There are more than 150 million activated Android devices worldwide, with over half a million more added every day.

Google TV, also based on the Android operating system, has so far been less successful to date. Announced in May 2010 as a partnership between Google, Intel, Sony and Logitech, it appeared half-baked. ABC, CBS, NBC and Hulu promptly blocked access to Google TV products. Logitech was inundated with product returns and slashed the price of its Revue from $249 to $99 to clear inventory.
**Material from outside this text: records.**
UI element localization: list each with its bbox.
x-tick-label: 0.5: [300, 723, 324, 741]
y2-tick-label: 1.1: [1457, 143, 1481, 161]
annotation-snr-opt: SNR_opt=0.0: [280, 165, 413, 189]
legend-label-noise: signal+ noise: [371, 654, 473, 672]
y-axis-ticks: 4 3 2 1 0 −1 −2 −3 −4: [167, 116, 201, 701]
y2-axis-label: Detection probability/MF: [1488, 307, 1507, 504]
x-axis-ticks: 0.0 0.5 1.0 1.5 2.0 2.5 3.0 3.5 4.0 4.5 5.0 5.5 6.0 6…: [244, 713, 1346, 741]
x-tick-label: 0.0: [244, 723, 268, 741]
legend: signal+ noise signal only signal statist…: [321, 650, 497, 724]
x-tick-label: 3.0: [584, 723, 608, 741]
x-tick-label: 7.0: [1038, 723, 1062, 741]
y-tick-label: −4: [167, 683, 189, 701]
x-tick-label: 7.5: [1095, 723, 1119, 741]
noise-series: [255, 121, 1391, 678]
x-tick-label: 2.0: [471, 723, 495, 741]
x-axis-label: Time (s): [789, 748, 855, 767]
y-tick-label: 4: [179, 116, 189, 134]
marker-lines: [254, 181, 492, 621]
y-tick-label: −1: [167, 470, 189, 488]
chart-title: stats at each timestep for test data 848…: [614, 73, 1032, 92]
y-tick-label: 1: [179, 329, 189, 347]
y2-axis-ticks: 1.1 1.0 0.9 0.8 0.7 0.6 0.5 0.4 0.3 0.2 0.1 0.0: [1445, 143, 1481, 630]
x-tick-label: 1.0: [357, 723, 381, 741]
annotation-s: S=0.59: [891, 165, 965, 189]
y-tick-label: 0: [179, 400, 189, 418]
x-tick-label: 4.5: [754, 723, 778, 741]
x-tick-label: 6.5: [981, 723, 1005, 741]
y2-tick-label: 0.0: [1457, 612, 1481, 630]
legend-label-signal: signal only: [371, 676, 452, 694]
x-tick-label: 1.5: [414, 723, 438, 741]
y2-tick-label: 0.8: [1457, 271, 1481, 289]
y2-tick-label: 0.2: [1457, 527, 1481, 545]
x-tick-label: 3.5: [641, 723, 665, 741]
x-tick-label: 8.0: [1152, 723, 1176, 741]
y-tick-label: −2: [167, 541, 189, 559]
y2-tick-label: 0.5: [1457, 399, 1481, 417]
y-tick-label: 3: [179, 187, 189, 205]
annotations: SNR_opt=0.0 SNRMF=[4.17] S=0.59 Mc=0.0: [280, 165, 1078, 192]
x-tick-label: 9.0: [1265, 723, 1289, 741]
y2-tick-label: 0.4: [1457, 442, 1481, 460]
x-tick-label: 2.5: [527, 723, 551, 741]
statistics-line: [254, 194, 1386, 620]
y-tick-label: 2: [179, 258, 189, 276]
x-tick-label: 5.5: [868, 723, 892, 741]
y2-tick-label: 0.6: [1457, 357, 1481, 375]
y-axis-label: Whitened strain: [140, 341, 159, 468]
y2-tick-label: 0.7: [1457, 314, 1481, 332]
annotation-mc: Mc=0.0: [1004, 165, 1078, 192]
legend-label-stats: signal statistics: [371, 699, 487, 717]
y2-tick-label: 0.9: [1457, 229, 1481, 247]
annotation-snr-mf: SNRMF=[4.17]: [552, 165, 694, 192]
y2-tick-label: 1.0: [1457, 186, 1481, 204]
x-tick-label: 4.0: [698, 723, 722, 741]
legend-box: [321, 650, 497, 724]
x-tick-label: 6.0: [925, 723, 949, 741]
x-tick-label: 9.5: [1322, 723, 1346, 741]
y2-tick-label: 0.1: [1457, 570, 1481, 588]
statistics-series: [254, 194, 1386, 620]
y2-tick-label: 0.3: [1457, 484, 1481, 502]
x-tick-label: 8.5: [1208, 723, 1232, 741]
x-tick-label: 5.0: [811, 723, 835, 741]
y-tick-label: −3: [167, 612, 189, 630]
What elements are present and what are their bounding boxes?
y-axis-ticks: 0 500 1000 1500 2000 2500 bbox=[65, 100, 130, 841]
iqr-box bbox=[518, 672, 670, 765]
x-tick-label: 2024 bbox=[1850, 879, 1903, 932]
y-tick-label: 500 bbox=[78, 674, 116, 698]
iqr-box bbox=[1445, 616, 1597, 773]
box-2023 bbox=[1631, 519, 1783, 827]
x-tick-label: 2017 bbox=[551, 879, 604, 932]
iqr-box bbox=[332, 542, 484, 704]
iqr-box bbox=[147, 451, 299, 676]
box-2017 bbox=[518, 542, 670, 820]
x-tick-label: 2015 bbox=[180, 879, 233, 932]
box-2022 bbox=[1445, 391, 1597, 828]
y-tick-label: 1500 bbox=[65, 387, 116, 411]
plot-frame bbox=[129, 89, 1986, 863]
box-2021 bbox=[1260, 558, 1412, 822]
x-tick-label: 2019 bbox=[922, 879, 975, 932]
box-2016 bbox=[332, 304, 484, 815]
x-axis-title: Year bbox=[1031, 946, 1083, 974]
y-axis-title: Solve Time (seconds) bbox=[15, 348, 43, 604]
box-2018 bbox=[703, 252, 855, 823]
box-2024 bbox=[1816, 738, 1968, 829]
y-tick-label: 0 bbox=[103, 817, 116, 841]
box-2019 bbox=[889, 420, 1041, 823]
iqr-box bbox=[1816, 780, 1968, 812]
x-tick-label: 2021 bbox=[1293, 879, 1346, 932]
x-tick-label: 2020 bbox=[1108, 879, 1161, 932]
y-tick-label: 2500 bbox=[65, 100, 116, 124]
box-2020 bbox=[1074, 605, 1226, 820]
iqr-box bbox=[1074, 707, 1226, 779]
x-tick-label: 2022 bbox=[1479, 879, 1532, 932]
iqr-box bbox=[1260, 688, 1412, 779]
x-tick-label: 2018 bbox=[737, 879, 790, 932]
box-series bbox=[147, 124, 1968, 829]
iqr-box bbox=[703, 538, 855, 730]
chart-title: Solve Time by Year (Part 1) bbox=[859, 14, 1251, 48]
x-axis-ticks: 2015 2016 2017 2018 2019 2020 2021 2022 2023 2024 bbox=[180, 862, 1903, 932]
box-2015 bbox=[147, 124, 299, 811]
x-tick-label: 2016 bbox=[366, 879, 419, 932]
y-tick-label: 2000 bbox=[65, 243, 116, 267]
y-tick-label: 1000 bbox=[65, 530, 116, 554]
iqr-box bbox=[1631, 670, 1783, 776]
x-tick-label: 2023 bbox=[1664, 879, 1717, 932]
A relaunch of Google TV is expected soon and the addition of Motorola to the mix in a significant development.

Motorola is one of the leading set-top box suppliers in the United States, supplying Comcast, AT&T and Verizon. The potential to add Google TV technology to these devices is intriguing but would be highly disruptive to the relationships between service operators and programming providers.

Speaking to analysts, Sanjay Jha, the chief executive of Motorola Mobility, pointed to the transition from traditional set-top boxes to internet protocol devices. “There is a great convergence happening between the mobile world and the content that enters the homes with a set-top box. Working with our carriers, we’ll be able to accelerate that convergence and deliver products, which will delight customers, quite frankly.”

The 12.5 billion dollar question is whether Android could yet have a similar effect on the set-top box market as it has in the mobile handset world.

Years have been spent developing and promoting OCAP, latterly branded as Tru2Way, as a standard platform for cable television, based on a similar Java-based environment.

So far neither Tru2Way nor Google TV has resulted in a television revolution, but the combination of tablets, smartphones and smart televisions promises to transform the television user experience and Android could be an important part of that.

As Andrew Burke, the chief executive of Amino, wrote: “A revised Google TV solution could be a classic ‘cuckoo’s egg’ — planted in the home to offer an Internet video value-add but over time becomes the dominantly viewed device that pushes out the incumbent Pay-TV solution from the living room.”

We are still waiting to see how Google will disrupt the television world. An indication of how that world is changing is that Google chairman Dr Eric Schmidt is due to provide the keynote at the annual Edinburgh International Television Festival. It will be the first time the prestigious MacTaggart lecture has been given by someone from outside the industry.